The increased cost of housing near transit also reflects that various costs associate with sprawl no longer have to be funded (e.g commute time, roads).


I used to follow libertarian (the American propertarian kind) communities online, and one of the recurring challenges to libertarians is "but who will build the roads if government doesn't?" Of course, libertarians have all sorts of detailed responses to this challenge. Now that I don't really follow or align with libertarianism any more, my response is simple: if government subsidized roads less, there would probably just be fewer roads, and that would probably be a really good thing.


The history of major roads, especially interstate highways, is a history of the need for roads capable of allowing large military vehicles and troop movements. Has that changed?


I’m sure a very small portion of the benefits of the interstate highways goes to national defense. If it’s truly necessary for national defense, there should still be tolls levied for the side effects: namely the massive subsidies on personal travel and commercial freight.


The benefit in this case potential, so it's hard to quantify it unless and until it is realized. But if it comes to that, it would be absolutely crucial for national defense.


I don’t think the analysis is that difficult. Imagine that the interstates were only used for military transportation (both for emergencies, which presumably haven’t happened much, and for regular logistics). Surely the ongoing maintenance costs would be vastly reduced.

Those costs would be the costs that “we the people” accept as valid usage of taxpayer money. You could throw in costs for other public interests like emergency logistics (e.g. FEMA moving goods and personnel for hurricane relief), first-class mail, etc., and you’re still probably only accounting for a very small portion of the taxpayer money that is currently going toward regular interstate maintenance.

The rest of the taxpayer costs are just subsidies of private interests, namely commercial freight and personal transportation. Those subsidies aren’t “free.” They come at the expense of other private interests, like freight and passenger railroads. These subsidies undoubtedly drastically change the economy, pushing everything toward just-in-time fulfillment, increasing greenhouse gas emissions, etc.

I would like to see these private subsidies reduced or eliminated, perhaps by charging tolls.


Practically speaking you’d be shifting the burden from the people who can afford it, to people who can’t. I see similar arguments from people who resent paying into social security and other things. It seems to be a combination of ideological convictions, lack of empathy, and unawareness of why these kind of measures were created in the first place. Ignoring all of rhe knock-on effects of a massive road network and it’s upkeep, it’s ability to reduce the cost of freight, and subsequent lack of rioting from people who couldn’t afford milk without those “subsidies” seems ultimately short-sighted.


I’m not quite convinced that the effects would be so regressive, especially in the longer term. Couldn’t most national food transportation (including perishables like milk) be done with rail freight? Even if the retail costs stayed the same, surely the environmental costs would be drastically reduced (and surely the longer-term costs of climate change will be extremely regressive).

In other words, I question the premise that federal interstates reduce the cost of freight if you include the environmental externalities.


Ok, that’s a good question to raise, but maybe you should move beyond asking the question and try answering it.

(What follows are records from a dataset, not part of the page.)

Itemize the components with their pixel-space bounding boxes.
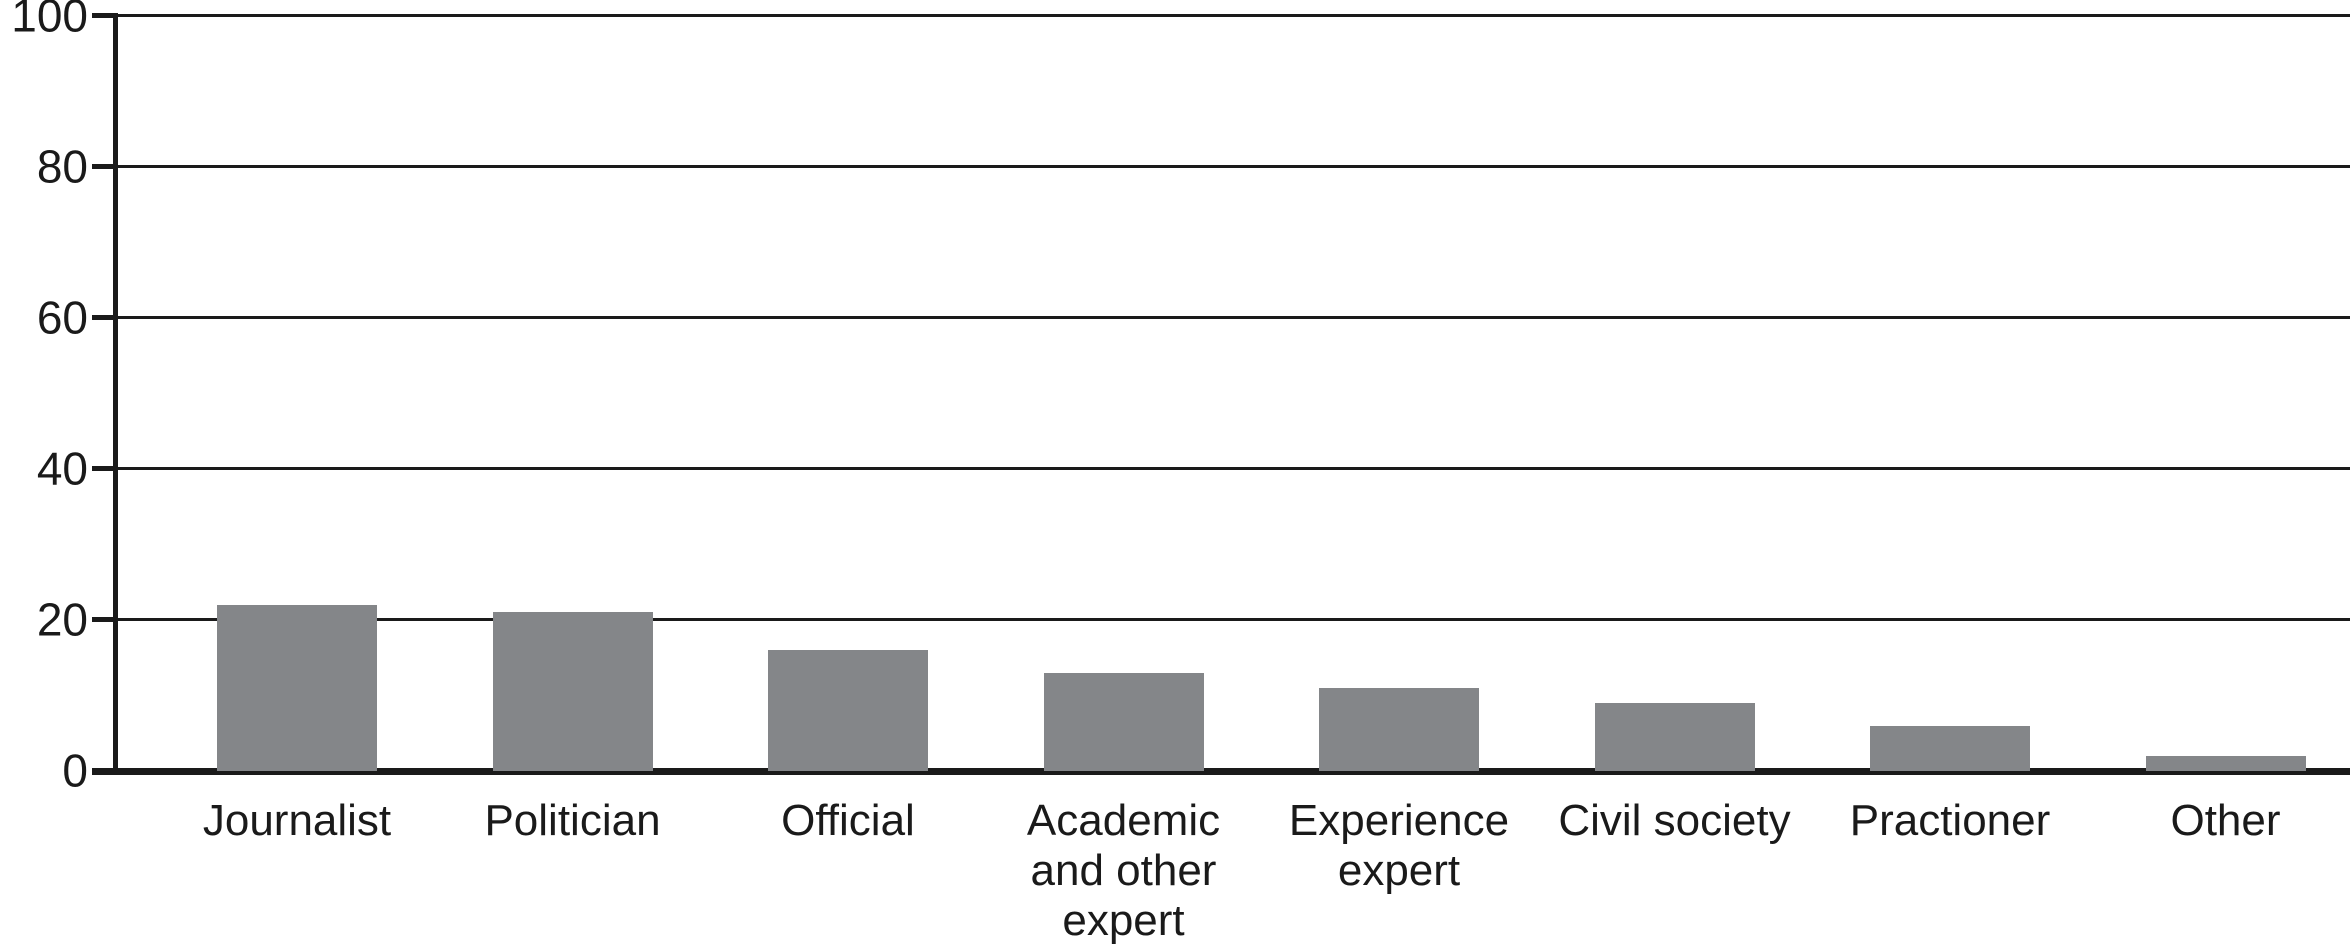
y-tick-100: [92, 13, 118, 18]
y-tick-label-20: 20: [0, 595, 88, 646]
y-tick-label-40: 40: [0, 444, 88, 495]
category-label-politician: Politician: [423, 796, 723, 846]
y-axis-line: [113, 15, 118, 775]
bar-academic: [1044, 673, 1204, 771]
category-label-experience: Experience expert: [1249, 796, 1549, 896]
gridline-80: [115, 165, 2350, 168]
category-label-civil-society: Civil society: [1525, 796, 1825, 846]
y-tick-60: [92, 315, 118, 320]
bar-civil-society: [1595, 703, 1755, 771]
category-label-journalist: Journalist: [147, 796, 447, 846]
category-label-other: Other: [2076, 796, 2350, 846]
category-label-practioner: Practioner: [1800, 796, 2100, 846]
gridline-40: [115, 467, 2350, 470]
gridline-100: [115, 14, 2350, 17]
bar-official: [768, 650, 928, 771]
y-tick-label-100: 100: [0, 0, 88, 41]
bar-practioner: [1870, 726, 2030, 771]
y-tick-label-60: 60: [0, 293, 88, 344]
bar-politician: [493, 612, 653, 771]
category-label-official: Official: [698, 796, 998, 846]
bar-experience: [1319, 688, 1479, 771]
category-label-academic: Academic and other expert: [974, 796, 1274, 946]
bar-other: [2146, 756, 2306, 771]
y-tick-20: [92, 617, 118, 622]
y-tick-80: [92, 164, 118, 169]
y-tick-label-0: 0: [0, 746, 88, 797]
y-tick-label-80: 80: [0, 142, 88, 193]
y-tick-40: [92, 466, 118, 471]
gridline-20: [115, 618, 2350, 621]
bar-journalist: [217, 605, 377, 771]
gridline-60: [115, 316, 2350, 319]
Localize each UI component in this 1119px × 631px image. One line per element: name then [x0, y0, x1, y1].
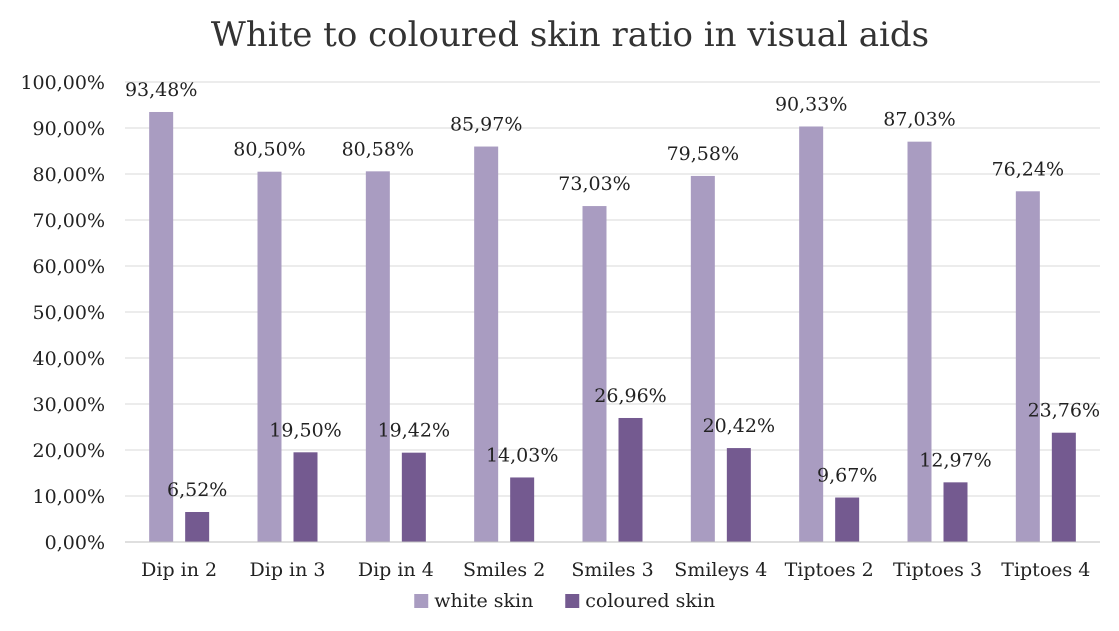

You could learn about how different shipping methods are used, how they interact, and just how extensive a rail network a country as massive as the US would require to replace roads. You could also consider that withnthe death of those roads, you’d be utterly snuffing out smaller rural communities, which would be too small or too distant from major population centers to justify a massive rail project.

All in all, if you have such a strong proposition about not paying for roads, it seems like you should already know these things. Now, could roads be replaced? Probably, at enormous cost both financial and environmental. Building massive rail networks is not quick or cheap, you’re talking about megatons or steel and iron being welded after all.